Some time after that, I did make an effort to take them ‘properly’ according to the instructions but noticed absolutely no effect at all. Chocolate is better, and having seen the health benefits that the very best chocolate might bring along with a new business interest, I am seriously wondering why the National Health don’t prescribe it as medicine.

At the same time, I checked the internet for known side-effects of Citalopram and was absolutely horrified by what I found. I checked the notes in the box with the tablets and found that it said exactly the same as the internet in that suicidal feelings was a known side-effect.

When I went back to my GP recently he said that he could ‘recommend me for counselling’ as an alternative to taking anti-depressants, but it was absolutely clear he would much rather hand out the pills and hope I didn’t come back any time soon. So I accepted that I might have to wait 4-5 weeks for an appointment, but expected at the end of it, there would be a really helpful outcome. I genuinely expected that the counselling would be psychiatric not just a talking shop. Now, I’m not totally dissing counsellors. They have their place. But having waited nearly 6 weeks for my assessment appointment, it became clear in less than 5 minutes talking to the counsellor that it was not what I expected and certainly not what I needed.

I left the counsellor upset, angry and desperate and really wondering yet again if my life was even worth living. I went back to see my GP later in the day and once again he tried to push the anti-depressants. I asked about side effects and he said ‘drowsiness’. I asked should I or shouldn’t I be driving and he would not commit himself – clearly I couldn’t take the risk. I pointed out what meagre income I now get was heavily dependent on being able to drive and taking that away would cause me even more severe stress. This particular bad episode has been brought on by financial difficulties - see previous post and this.

I also asked him what would happen if I took too many or took them with alcohol. What I was told does not seem the best solution for someone who had admitted 5 minutes earlier having suicidal feelings. I’m not saying what the alternative drug I was offered. I’m not going to risk someone else reading this and hurting themselves.

Later in the evening he must have had at least some crisis of conscience because he called to say that someone from the ‘crisis team’ would be calling me.
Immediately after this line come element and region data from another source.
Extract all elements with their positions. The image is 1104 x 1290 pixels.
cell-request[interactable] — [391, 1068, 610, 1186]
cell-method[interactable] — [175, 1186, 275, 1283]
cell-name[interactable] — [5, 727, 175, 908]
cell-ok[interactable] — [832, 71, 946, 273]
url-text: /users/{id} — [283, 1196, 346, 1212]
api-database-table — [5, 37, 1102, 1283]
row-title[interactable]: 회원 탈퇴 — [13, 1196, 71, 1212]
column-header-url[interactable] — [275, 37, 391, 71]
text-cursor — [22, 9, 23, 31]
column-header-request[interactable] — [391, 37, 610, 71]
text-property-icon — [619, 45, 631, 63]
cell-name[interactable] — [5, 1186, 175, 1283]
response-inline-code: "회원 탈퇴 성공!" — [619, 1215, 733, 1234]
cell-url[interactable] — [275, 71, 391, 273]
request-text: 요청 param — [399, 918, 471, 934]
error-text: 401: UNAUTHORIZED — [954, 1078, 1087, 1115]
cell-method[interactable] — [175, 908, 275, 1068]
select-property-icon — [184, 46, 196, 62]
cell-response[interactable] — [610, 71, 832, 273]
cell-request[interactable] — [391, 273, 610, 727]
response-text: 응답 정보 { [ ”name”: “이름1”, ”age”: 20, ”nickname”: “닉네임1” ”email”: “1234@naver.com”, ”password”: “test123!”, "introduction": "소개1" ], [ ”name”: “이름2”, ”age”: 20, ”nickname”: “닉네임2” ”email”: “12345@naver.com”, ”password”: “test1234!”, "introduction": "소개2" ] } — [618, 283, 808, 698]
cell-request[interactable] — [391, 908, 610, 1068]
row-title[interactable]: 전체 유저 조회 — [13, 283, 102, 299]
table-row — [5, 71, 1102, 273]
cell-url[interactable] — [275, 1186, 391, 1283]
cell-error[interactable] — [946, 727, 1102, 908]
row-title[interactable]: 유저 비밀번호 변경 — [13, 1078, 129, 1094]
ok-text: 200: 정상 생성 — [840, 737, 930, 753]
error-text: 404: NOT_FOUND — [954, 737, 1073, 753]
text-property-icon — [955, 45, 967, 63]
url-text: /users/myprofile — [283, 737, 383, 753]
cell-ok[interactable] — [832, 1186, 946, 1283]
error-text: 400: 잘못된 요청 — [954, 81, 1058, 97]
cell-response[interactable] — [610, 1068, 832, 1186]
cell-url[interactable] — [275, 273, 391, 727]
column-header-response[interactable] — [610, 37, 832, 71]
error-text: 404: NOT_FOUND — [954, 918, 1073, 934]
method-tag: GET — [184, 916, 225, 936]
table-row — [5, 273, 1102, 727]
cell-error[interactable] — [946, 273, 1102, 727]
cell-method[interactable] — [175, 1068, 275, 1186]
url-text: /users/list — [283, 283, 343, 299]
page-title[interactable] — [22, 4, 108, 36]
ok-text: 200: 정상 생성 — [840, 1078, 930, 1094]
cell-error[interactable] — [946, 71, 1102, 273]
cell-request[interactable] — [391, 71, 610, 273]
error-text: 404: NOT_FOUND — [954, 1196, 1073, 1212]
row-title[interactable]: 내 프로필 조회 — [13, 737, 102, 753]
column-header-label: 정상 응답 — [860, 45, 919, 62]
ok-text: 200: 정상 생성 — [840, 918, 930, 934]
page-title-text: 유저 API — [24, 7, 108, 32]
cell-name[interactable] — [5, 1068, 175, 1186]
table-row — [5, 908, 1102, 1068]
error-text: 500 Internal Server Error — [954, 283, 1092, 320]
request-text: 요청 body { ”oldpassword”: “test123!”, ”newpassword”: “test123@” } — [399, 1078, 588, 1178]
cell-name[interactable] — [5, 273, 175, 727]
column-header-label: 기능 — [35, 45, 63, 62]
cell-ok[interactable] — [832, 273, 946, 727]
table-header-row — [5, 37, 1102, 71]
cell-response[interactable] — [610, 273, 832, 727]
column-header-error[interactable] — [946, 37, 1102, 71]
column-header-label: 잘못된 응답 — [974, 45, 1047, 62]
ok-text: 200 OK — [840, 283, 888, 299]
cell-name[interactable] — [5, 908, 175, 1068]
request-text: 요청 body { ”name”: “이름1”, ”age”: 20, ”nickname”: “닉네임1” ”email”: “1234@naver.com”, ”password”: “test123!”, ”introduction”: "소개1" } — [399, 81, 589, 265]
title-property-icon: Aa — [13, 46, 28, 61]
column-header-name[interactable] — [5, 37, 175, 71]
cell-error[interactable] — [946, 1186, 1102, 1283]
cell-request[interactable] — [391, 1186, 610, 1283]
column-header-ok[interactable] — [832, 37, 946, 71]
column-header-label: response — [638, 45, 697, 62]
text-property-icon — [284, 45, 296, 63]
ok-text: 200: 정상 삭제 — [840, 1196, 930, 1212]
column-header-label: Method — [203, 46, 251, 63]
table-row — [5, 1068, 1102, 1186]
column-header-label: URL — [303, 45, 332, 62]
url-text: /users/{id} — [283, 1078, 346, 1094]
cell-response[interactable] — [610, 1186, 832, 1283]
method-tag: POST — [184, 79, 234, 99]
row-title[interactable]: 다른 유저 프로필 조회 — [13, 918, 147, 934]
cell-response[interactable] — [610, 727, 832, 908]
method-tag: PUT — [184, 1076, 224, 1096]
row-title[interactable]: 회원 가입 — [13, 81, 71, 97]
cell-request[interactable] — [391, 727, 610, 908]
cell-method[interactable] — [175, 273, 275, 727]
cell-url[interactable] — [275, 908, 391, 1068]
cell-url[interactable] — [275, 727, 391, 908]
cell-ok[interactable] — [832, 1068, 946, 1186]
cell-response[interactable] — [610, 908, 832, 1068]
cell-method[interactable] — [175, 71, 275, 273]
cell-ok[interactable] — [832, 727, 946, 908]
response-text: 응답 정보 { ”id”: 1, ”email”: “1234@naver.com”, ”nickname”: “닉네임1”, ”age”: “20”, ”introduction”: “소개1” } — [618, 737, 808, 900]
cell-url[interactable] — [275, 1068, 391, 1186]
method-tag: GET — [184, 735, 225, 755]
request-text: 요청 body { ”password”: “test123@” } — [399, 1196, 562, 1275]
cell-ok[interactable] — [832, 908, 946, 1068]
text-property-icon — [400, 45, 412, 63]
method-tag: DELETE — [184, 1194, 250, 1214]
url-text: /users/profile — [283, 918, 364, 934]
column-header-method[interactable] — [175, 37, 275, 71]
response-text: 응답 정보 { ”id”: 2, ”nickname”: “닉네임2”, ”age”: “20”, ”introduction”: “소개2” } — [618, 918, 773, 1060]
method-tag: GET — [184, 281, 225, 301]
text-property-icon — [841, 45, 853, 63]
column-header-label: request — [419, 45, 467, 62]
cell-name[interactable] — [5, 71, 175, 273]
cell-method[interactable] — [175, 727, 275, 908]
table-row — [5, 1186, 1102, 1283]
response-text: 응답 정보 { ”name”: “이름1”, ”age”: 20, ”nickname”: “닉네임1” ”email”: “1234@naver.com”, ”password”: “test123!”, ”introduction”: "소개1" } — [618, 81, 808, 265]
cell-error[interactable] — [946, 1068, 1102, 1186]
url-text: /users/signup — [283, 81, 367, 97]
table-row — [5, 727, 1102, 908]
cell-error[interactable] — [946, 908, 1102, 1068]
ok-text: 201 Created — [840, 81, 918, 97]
They did, and what has happened since has been hugely helpful and encouraging and I am now going to get the professional psychiatric help that I know that I need. Thank you Sam, Jane and Clare and your colleague who called me yesterday evening.
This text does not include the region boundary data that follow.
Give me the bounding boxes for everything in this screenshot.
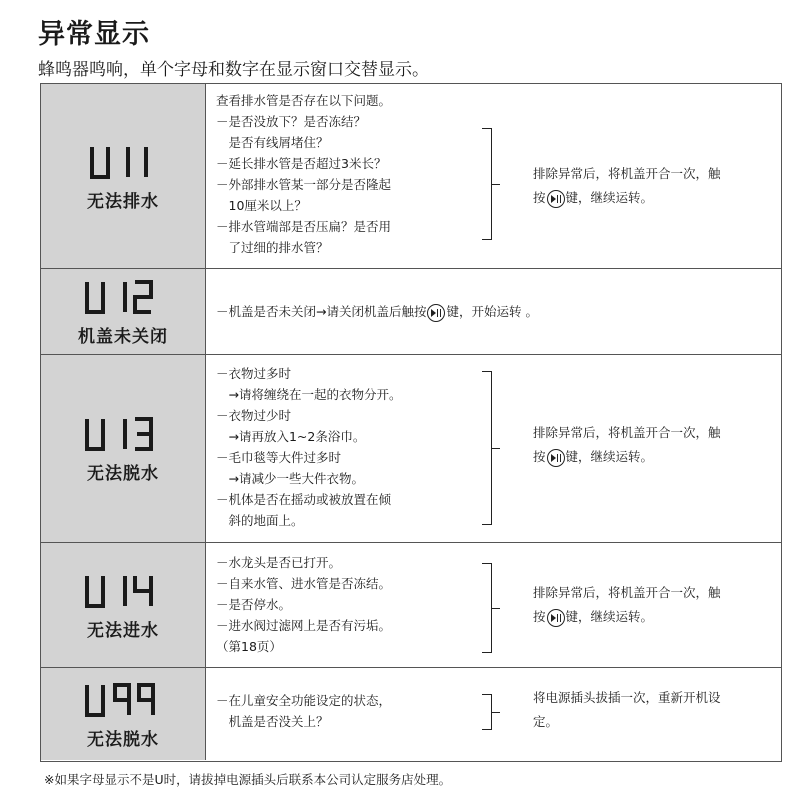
- checklist-line: －衣物过多时: [216, 366, 292, 381]
- error-code-cell: [41, 355, 206, 542]
- checklist-line: －水龙头是否已打开。: [216, 555, 342, 570]
- start-pause-icon: [547, 190, 565, 208]
- bracket-divider: [482, 563, 492, 653]
- lcd-code-display: [83, 276, 163, 318]
- error-code-cell: [41, 543, 206, 667]
- error-row-u14: [41, 543, 781, 668]
- bracket-divider: [482, 371, 492, 525]
- lcd-code-display: [83, 570, 163, 612]
- checklist-line: →请再放入1~2条浴巾。: [216, 429, 366, 444]
- lcd-code-display: [88, 141, 158, 183]
- checklist-line: －毛巾毯等大件过多时: [216, 450, 342, 465]
- error-row-u11: [41, 84, 781, 269]
- checklist-line: →请减少一些大件衣物。: [216, 471, 364, 486]
- error-checklist: [216, 552, 391, 657]
- checklist-line: －延长排水管是否超过3米长？: [216, 156, 387, 171]
- lcd-code-display: [83, 679, 163, 721]
- checklist-line: －外部排水管某一部分是否隆起: [216, 177, 392, 192]
- error-checklist: [216, 90, 391, 258]
- checklist-line: 斜的地面上。: [216, 513, 304, 528]
- remedy-line: 排除异常后，将机盖开合一次，触: [533, 425, 721, 440]
- checklist-line: －自来水管、进水管是否冻结。: [216, 576, 392, 591]
- error-code-cell: [41, 668, 206, 760]
- checklist-line: →请将缠绕在一起的衣物分开。: [216, 387, 402, 402]
- error-checklist: [216, 690, 391, 732]
- remedy-line: 排除异常后，将机盖开合一次，触: [533, 585, 721, 600]
- remedy-line: 按: [533, 609, 546, 624]
- remedy-text: [533, 686, 721, 734]
- bracket-divider: [482, 694, 492, 730]
- remedy-line: 键，继续运转。: [565, 609, 654, 624]
- page-subtitle: 蜂鸣器鸣响，单个字母和数字在显示窗口交替显示。: [38, 60, 429, 80]
- remedy-text: [533, 421, 721, 469]
- error-label: 机盖未关闭: [78, 327, 168, 347]
- error-row-u13: [41, 355, 781, 543]
- remedy-line: 定。: [533, 714, 559, 729]
- lcd-code-display: [83, 413, 163, 455]
- error-label: 无法排水: [87, 191, 159, 212]
- error-label: 无法脱水: [87, 729, 159, 750]
- checklist-line: －是否停水。: [216, 597, 292, 612]
- remedy-text: [533, 581, 721, 629]
- checklist-line: －衣物过少时: [216, 408, 292, 423]
- remedy-text: [533, 162, 721, 210]
- error-code-table: [40, 83, 782, 762]
- checklist-line: 查看排水管是否存在以下问题。: [216, 93, 392, 108]
- error-code-cell: [41, 84, 206, 268]
- remedy-line: 按: [533, 190, 546, 205]
- checklist-line: －机体是否在摇动或被放置在倾: [216, 492, 392, 507]
- error-checklist: [216, 301, 538, 322]
- checklist-line: 机盖是否没关上？: [216, 714, 329, 729]
- page-title: 异常显示: [38, 19, 150, 50]
- start-pause-icon: [547, 609, 565, 627]
- remedy-line: 按: [533, 449, 546, 464]
- checklist-line: （第18页）: [216, 639, 282, 654]
- remedy-line: 排除异常后，将机盖开合一次，触: [533, 166, 721, 181]
- remedy-line: 键，继续运转。: [565, 449, 654, 464]
- checklist-line: 是否有线屑堵住？: [216, 135, 329, 150]
- error-code-cell: [41, 269, 206, 354]
- checklist-line: －进水阀过滤网上是否有污垢。: [216, 618, 392, 633]
- error-checklist: [216, 363, 401, 531]
- checklist-line: －是否没放下？是否冻结？: [216, 114, 367, 129]
- error-row-u12: [41, 269, 781, 355]
- checklist-line: －在儿童安全功能设定的状态，: [216, 693, 392, 708]
- start-pause-icon: [427, 304, 445, 322]
- bracket-divider: [482, 128, 492, 240]
- start-pause-icon: [547, 449, 565, 467]
- checklist-line: 键，开始运转 。: [446, 304, 538, 319]
- checklist-line: 了过细的排水管？: [216, 240, 329, 255]
- checklist-line: －机盖是否未关闭→请关闭机盖后触按: [216, 304, 427, 319]
- error-label: 无法脱水: [87, 464, 159, 484]
- checklist-line: 10厘米以上？: [216, 198, 307, 213]
- footnote: ※如果字母显示不是U时，请拔掉电源插头后联系本公司认定服务店处理。: [44, 772, 452, 787]
- error-row-u99: [41, 668, 781, 760]
- remedy-line: 键，继续运转。: [565, 190, 654, 205]
- checklist-line: －排水管端部是否压扁？是否用: [216, 219, 392, 234]
- remedy-line: 将电源插头拔插一次，重新开机设: [533, 690, 721, 705]
- error-label: 无法进水: [87, 620, 159, 641]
People with depression and related illnesses in the UK do not get nearly the help and support that more obvious physical illnesses and disabilities enjoy. We are widely regarded as being self-pitying, weak malingerers, even if our depression, as mine was, arose partly from a physical hormonal condition that is already being treated, and/or factors altogether outside our control.

In the meantime, till I go to my next formal appointment, I have regular phone calls from the crisis team and an emergency number if I need it. I feel like at least some of the weight has been lifted, as if I am not carrying an elephant around all the time.

Depression in itself makes you tired. If you then can’t get to sleep because of the stress, life winds itself into a tight coiled knot. I have invented a new visualisation exercise.

As dawn comes I watch a tightly knotted towel or scarf gradually unwinding itself. As the sun rises over a gently waving field of grain, gifts are placed at my feet, that I know I can use and help myself to prosper, but the greatest gift of all, given of my Mother Goddess is life itself.